This research paper delves into the contrasting determinants of Outward Foreign Direct Investment (OFDI) between Global North and South economies. With a focus on how China and the United States differ in their investment strategies, the authors shed light on energy requirements, logistics, and political factors shaping China's OFDI, in contrast to the market-centric approach of the US. This insightful study was conducted by Yanfeng Liu, Xue Li, Xiaonan Zhu, Min-Kyu Lee, and Po-Lin Lai.

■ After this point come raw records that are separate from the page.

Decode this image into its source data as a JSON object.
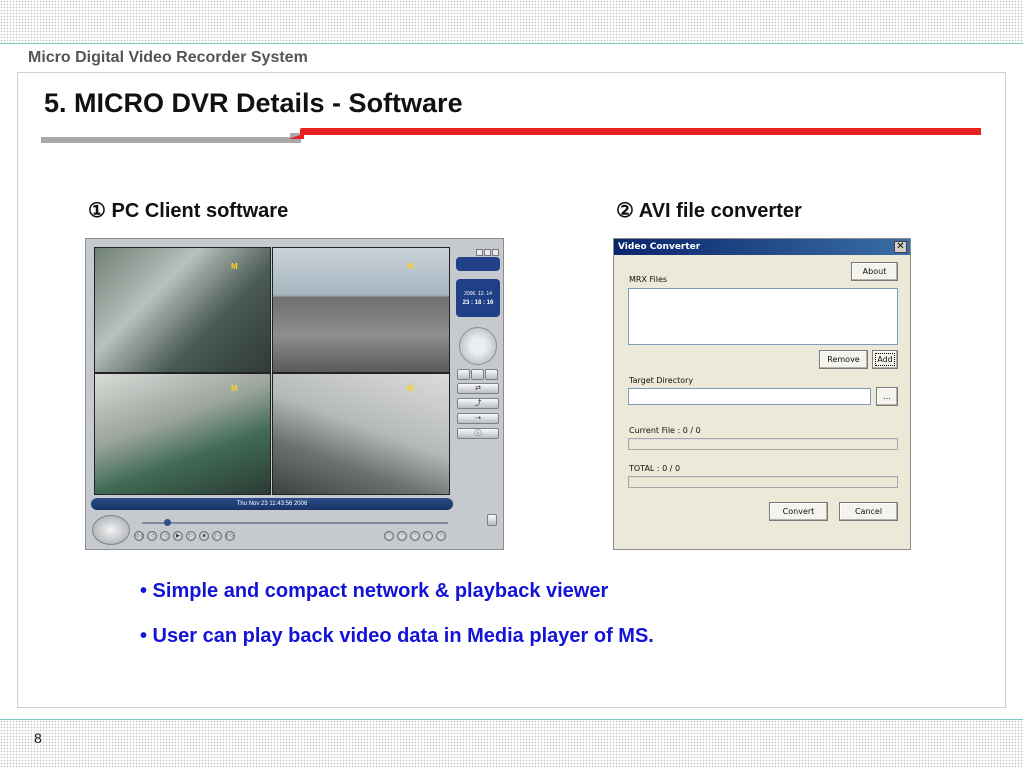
{
  "header": {
    "title": "Micro Digital Video Recorder System"
  },
  "slide": {
    "title": "5. MICRO DVR Details - Software",
    "left_caption": "① PC Client software",
    "right_caption": "② AVI file converter",
    "bullets": [
      "• Simple and compact network & playback viewer",
      "• User can play back video data in Media player of MS."
    ],
    "page_number": "8"
  },
  "pc_client": {
    "camera_mark": "M",
    "date_display": "2006. 12. 14",
    "time_display": "23 : 18 : 16",
    "status_time": "Thu Nov 23 11:43:56 2006",
    "playback_buttons": [
      "◁◁",
      "◁",
      "◁",
      "▶",
      "▷",
      "■",
      "▷",
      "▷▷"
    ],
    "right_buttons": [
      "○",
      "○",
      "○",
      "○",
      "○"
    ],
    "side_icons": [
      "⇄",
      "⤴",
      "⇢",
      "ⓘ"
    ]
  },
  "video_converter": {
    "title": "Video Converter",
    "close_label": "✕",
    "about_label": "About",
    "mrx_files_label": "MRX Files",
    "remove_label": "Remove",
    "add_label": "Add",
    "target_dir_label": "Target Directory",
    "target_dir_value": "",
    "browse_label": "...",
    "current_file_label": "Current File :  0 / 0",
    "total_label": "TOTAL :  0 / 0",
    "convert_label": "Convert",
    "cancel_label": "Cancel"
  },
  "colors": {
    "accent_red": "#e8201f",
    "bullet_blue": "#1313d8",
    "title_bar_blue": "#0a246a"
  }
}
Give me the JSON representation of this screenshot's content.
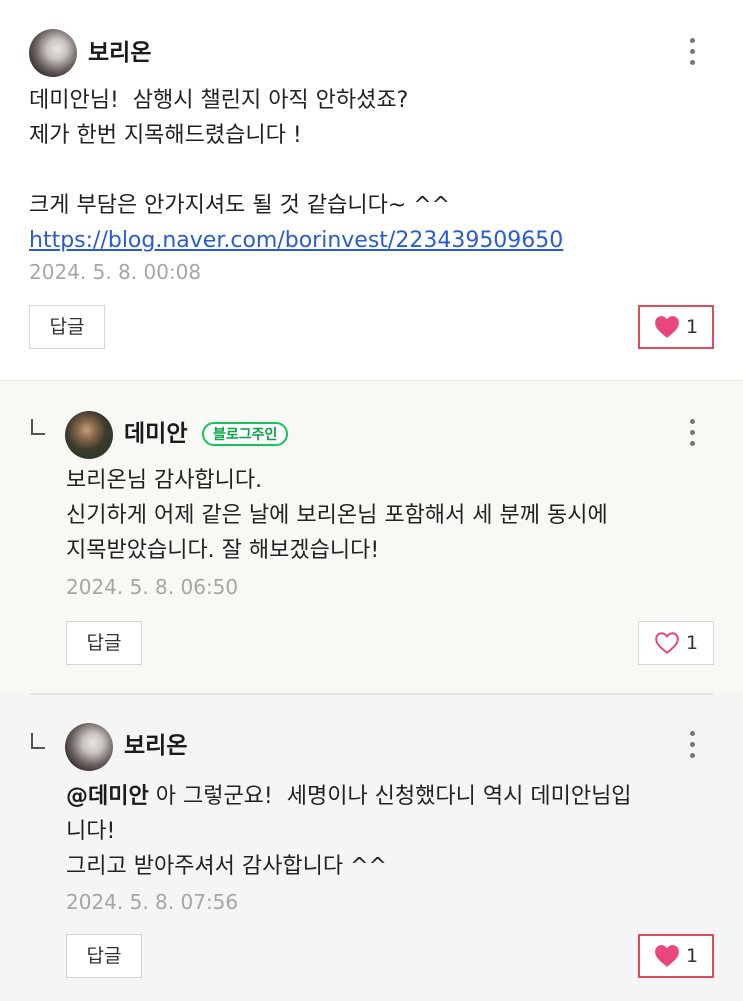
{
  "comments": [
    {
      "author": "보리온",
      "lines": [
        "데미안님!  삼행시 챌린지 아직 안하셨죠?",
        "제가 한번 지목해드렸습니다 !",
        "",
        "크게 부담은 안가지셔도 될 것 같습니다~ ^^"
      ],
      "link": "https://blog.naver.com/borinvest/223439509650",
      "timestamp": "2024. 5. 8. 00:08",
      "reply_label": "답글",
      "like_count": "1",
      "liked": true,
      "avatar_icon": "profile-photo"
    },
    {
      "author": "데미안",
      "badge": "블로그주인",
      "lines": [
        "보리온님 감사합니다.",
        "신기하게 어제 같은 날에 보리온님 포함해서 세 분께 동시에",
        "지목받았습니다. 잘 해보겠습니다!"
      ],
      "timestamp": "2024. 5. 8. 06:50",
      "reply_label": "답글",
      "like_count": "1",
      "liked": false,
      "avatar_icon": "profile-photo"
    },
    {
      "author": "보리온",
      "mention": "@데미안",
      "first_line_rest": " 아 그렇군요!  세명이나 신청했다니 역시 데미안님입",
      "lines": [
        "니다!",
        "그리고 받아주셔서 감사합니다 ^^"
      ],
      "timestamp": "2024. 5. 8. 07:56",
      "reply_label": "답글",
      "like_count": "1",
      "liked": true,
      "avatar_icon": "profile-photo"
    }
  ],
  "colors": {
    "like_active": "#e8467c",
    "like_border": "#e04b5c",
    "badge_green": "#16c45a",
    "link_blue": "#2a5bd7",
    "reply_bg": "#f8f9f4",
    "nested_bg": "#f5f5f5"
  },
  "icons": {
    "more": "more-vertical-icon",
    "heart_filled": "heart-filled-icon",
    "heart_outline": "heart-outline-icon",
    "reply_arrow": "reply-arrow-icon"
  }
}
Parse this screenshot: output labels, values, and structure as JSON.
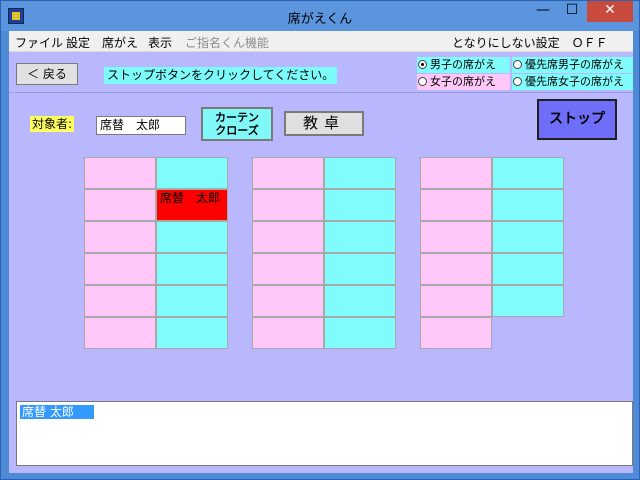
{
  "window": {
    "title": "席がえくん",
    "minimize_symbol": "—",
    "maximize_symbol": "☐",
    "close_symbol": "✕"
  },
  "menu": {
    "items": [
      "ファイル",
      "設定",
      "席がえ",
      "表示"
    ],
    "disabled_item": "ご指名くん機能",
    "right_status": "となりにしない設定　ＯＦＦ"
  },
  "toolbar": {
    "back_label": "＜ 戻る",
    "instruction": "ストップボタンをクリックしてください。",
    "radio_options": [
      {
        "label": "男子の席がえ",
        "selected": true,
        "color": "#80fcfc"
      },
      {
        "label": "優先席男子の席がえ",
        "selected": false,
        "color": "#80fcfc"
      },
      {
        "label": "女子の席がえ",
        "selected": false,
        "color": "#ffc8f8"
      },
      {
        "label": "優先席女子の席がえ",
        "selected": false,
        "color": "#80fcfc"
      }
    ]
  },
  "controls": {
    "target_label": "対象者:",
    "target_value": "席替　太郎",
    "curtain_line1": "カーテン",
    "curtain_line2": "クローズ",
    "teacher_desk": "教卓",
    "stop_label": "ストップ"
  },
  "seats": {
    "blocks": [
      {
        "rows": 6,
        "cols": [
          "pink",
          "cyan"
        ]
      },
      {
        "rows": 6,
        "cols": [
          "pink",
          "cyan"
        ]
      },
      {
        "rows": 6,
        "cols": [
          "pink",
          "cyan"
        ],
        "missing": [
          [
            5,
            1
          ]
        ]
      }
    ],
    "highlighted": {
      "block": 0,
      "row": 1,
      "col": 1,
      "name": "席替　太郎",
      "color": "#ff0000"
    }
  },
  "log": {
    "items": [
      "席替 太郎"
    ]
  },
  "colors": {
    "client_bg": "#b9b8ff",
    "boy_seat": "#80fcfc",
    "girl_seat": "#ffc8f8",
    "stop_button": "#6e6ef8",
    "label_yellow": "#ffff60"
  }
}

~3 min • Beginner • English
Introduction
The study addresses how determinants of outward foreign direct investment (OFDI) differ between global north and global south economies, using the United States (north) and China (south) as representative cases. Motivated by the rapid rise of OFDI from emerging (southern) economies since the early 2000s—despite their later start and more challenging institutional environments—the paper questions the applicability of mainstream OFDI theories (developed largely from northern-country experiences) to southern-country behavior. It posits that southern-country OFDI may be driven not only by market-seeking motives but also by energy security, infrastructure development, and political-strategic considerations, and seeks to empirically compare how host-country economic, energy, logistics, and political conditions shape the location of Chinese versus U.S. OFDI across 172 destination countries (2005–2019). The purpose is to refine the theoretical system of OFDI location determinants to account for north–south differences and offer policy insights.
Literature Review
Theoretical foundations are predominantly derived from research on northern countries. Classic perspectives include Hymer’s market imperfections, Vernon’s product life cycle, and Dunning’s eclectic (OLI) paradigm and IDP (Investment Development Path). While OLI and IDP have been widely used, evidence shows they insufficiently explain emerging-economy OFDI: southern MNEs often lack traditional ownership advantages and follow different development paths, deviating from IDP predictions. Complementary views emphasize resource-based motives (seeking scarce, valuable, irreplaceable resources) and institutional theory (governance, incentives, and state support reducing transaction costs). Empirical work shows: market size and trade openness attract FDI; logistics infrastructure quality enhances attractiveness; institutional quality generally promotes FDI though effects of corruption are mixed; and for emerging economies (e.g., China) resource-seeking is prominent, often targeting resource-rich countries and leveraging flexibility and adaptation advantages. However, systematic comparative analyses of OFDI theoretical systems and location determinants across north versus south are scarce, especially beyond single-industry studies. This gap motivates a comprehensive, cross-country comparison of determinants for China and the USA.
Methodology
Design: A panel econometric analysis compares how host-country conditions affect China’s and the USA’s OFDI stocks across 172 destination countries, 2005–2019.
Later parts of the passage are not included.